Something was different, and it was sweeping over me. A clarity... an epiphany... a calming. I normally found myself anxious during these moments, but this wasn't like the rest of those times. I finally understood for the first time... just who I was. It was unlike anything I'd ever experienced before.
I slowly looked around the room, taking it all in. I wiggle my toes on the wood floor and look down, feeling all the simple sensations of being human and a woman, one who's alive and finding her worth and purpose. I was finally ready to accept everything. I could feel my will and the passion of my heart take over. Now was our time.
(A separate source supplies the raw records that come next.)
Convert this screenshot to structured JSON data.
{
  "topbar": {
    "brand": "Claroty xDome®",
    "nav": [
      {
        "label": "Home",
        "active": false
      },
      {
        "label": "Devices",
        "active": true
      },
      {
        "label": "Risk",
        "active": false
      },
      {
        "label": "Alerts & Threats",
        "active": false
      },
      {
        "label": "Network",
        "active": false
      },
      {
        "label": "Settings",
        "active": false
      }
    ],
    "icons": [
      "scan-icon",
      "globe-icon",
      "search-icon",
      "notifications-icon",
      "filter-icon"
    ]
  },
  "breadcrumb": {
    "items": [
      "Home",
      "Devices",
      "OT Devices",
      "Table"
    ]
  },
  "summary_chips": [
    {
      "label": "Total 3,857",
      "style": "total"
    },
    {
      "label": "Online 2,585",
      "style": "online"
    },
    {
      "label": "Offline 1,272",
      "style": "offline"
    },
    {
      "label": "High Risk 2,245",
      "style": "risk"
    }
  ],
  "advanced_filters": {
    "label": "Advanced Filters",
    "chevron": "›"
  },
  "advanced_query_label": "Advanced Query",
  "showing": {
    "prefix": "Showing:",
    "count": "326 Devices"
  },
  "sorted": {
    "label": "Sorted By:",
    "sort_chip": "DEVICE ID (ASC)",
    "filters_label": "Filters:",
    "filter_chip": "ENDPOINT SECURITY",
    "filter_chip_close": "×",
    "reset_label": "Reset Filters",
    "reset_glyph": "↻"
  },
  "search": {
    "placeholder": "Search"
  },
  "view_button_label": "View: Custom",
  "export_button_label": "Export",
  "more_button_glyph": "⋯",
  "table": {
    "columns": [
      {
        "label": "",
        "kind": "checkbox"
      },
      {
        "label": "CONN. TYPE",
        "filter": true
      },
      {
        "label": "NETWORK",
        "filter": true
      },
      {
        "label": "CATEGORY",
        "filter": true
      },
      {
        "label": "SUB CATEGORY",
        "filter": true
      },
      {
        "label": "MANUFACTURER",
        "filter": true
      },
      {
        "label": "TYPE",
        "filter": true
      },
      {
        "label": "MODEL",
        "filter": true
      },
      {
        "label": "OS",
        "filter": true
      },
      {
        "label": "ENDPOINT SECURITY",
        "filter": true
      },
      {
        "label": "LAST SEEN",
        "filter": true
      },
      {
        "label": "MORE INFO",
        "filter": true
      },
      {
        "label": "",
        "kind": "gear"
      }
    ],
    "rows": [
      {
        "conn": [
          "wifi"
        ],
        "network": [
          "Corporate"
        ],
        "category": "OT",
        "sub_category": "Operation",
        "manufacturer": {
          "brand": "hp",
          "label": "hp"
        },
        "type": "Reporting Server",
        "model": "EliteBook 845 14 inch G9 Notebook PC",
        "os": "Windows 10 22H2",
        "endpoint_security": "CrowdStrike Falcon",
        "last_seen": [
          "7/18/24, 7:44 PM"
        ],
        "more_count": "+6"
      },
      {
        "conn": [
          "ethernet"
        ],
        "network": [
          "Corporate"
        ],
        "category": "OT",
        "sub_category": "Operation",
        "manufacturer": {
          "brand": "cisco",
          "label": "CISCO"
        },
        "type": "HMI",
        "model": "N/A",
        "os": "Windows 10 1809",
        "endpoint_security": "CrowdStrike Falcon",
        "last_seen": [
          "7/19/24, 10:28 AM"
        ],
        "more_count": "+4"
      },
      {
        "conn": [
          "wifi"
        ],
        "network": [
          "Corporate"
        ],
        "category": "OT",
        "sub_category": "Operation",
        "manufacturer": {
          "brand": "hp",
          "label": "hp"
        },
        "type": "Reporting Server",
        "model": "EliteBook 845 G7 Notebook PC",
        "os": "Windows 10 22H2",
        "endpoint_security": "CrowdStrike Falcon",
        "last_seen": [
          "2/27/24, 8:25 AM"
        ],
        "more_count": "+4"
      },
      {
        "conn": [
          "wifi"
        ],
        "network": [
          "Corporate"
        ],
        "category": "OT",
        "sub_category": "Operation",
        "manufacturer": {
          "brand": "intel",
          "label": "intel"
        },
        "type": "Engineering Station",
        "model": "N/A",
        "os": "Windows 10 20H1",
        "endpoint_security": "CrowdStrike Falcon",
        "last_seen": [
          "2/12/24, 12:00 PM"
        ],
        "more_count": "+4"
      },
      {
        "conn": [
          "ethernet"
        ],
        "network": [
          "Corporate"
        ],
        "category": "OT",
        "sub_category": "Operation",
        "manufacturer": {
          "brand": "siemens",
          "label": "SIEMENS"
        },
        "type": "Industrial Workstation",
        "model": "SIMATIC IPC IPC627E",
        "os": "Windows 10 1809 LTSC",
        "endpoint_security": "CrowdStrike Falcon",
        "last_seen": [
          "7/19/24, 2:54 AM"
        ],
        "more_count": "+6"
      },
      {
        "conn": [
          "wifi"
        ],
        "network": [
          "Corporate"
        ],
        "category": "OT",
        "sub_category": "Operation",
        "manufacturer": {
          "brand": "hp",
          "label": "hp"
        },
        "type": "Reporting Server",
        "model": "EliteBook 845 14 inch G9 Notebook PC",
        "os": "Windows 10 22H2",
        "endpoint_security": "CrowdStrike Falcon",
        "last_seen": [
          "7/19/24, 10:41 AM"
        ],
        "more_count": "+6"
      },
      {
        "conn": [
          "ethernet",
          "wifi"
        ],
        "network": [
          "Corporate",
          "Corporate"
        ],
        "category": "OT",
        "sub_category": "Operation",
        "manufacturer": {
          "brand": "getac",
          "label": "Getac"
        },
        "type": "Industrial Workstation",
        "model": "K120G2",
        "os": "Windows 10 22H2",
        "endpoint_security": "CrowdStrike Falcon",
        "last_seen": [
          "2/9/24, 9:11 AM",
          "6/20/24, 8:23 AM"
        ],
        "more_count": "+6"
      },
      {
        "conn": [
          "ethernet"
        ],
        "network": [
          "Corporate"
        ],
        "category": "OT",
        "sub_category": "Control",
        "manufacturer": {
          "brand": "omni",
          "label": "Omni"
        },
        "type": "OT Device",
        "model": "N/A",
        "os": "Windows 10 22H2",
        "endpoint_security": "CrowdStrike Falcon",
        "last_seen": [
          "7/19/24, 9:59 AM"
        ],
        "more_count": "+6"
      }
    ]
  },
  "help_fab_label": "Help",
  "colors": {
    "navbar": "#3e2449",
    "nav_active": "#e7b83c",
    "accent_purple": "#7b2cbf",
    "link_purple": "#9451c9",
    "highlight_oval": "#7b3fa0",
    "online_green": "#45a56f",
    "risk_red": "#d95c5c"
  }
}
Now, is when I stop making excuses. Now, is when the league finally starts to rise. Now, is when we shall forge the path I promised them. Now, was my time to finally take responsibility as a leader, and finish what I started. The league needed their leader back. They deserved it and I owed them that, especially for sticking by my side during my problems with Bel. I could now see just how much he compromised me as a leader. Perhaps we just weren't meant to be.
Let this now and forever stand as a vow written here until my final day has come.
" I promise to honor those who have given everything just to get me to where I am now. Every word, every breath, every sacrifice in order to further me will never go in vain so long as a draw breath. I will see them honored with the promise they bestowed upon me and my future. I will finish what I've started, and I will see to it that this league will see its glory days come to pass. We are the Ravenholdt League, and we will always stand in the name of justice and freedom. We will forever stand as protectors of the life we all believe in, and the world we call home. As far as the fate of the Ravenholdt name, I will let my actions speak for me going forward, so that all may know of the woman that dared to dream and take control of her fate. And so now, all those who would take up arms against Azeroth beware, The Ravenholdt League is alive and well, and will be coming for you."